Performances vary wildly in King of the Gypsies. Susan Sarandon and Judd Hirsch clearly think this is a comedy, and maybe it is, but it’s hard to tell because the whole film is pretty confused. It wants to be an American Dream melodrama, but goes too far and ends up as camp, even accidental satire. It tries to be touching but ends up cliched. But thanks to solid performances from much of the cast, it still holds up, even if just barely. Hayden and Roberts are very good, as is O’Toole, though she doesn’t get enough screen time, which is something I say about every Annette O’Toole movie, and I stand by it.

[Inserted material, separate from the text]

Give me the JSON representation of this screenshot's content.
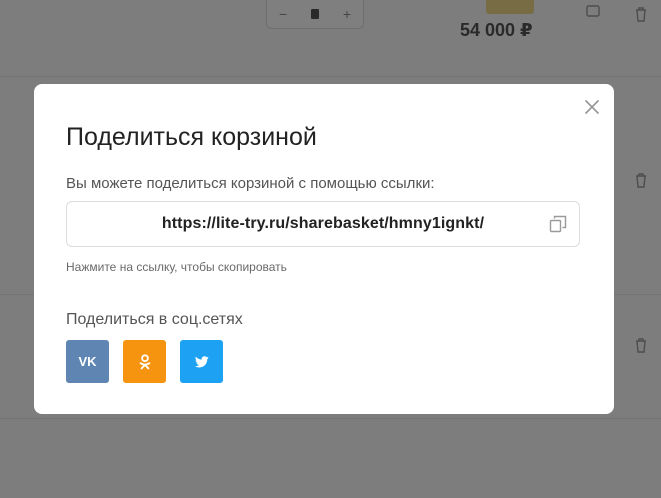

There are more than enough worthwhile moments to make the misfires worth sitting through. Plus, it’s beautiful to look at, thanks to Sven Nykvist as D.P. on the film. Nykvist does seem to fall into default mode a little too often, however; let’s just say that King of the Gypsies looks far more like Pretty Baby than Autumn Sonata. But seeing the Z-grade revenge flick finale of this movie framed by a master cinematographer like Nykvist is just beyond entertaining, and that alone makes King of the Gypsies well worth the watch.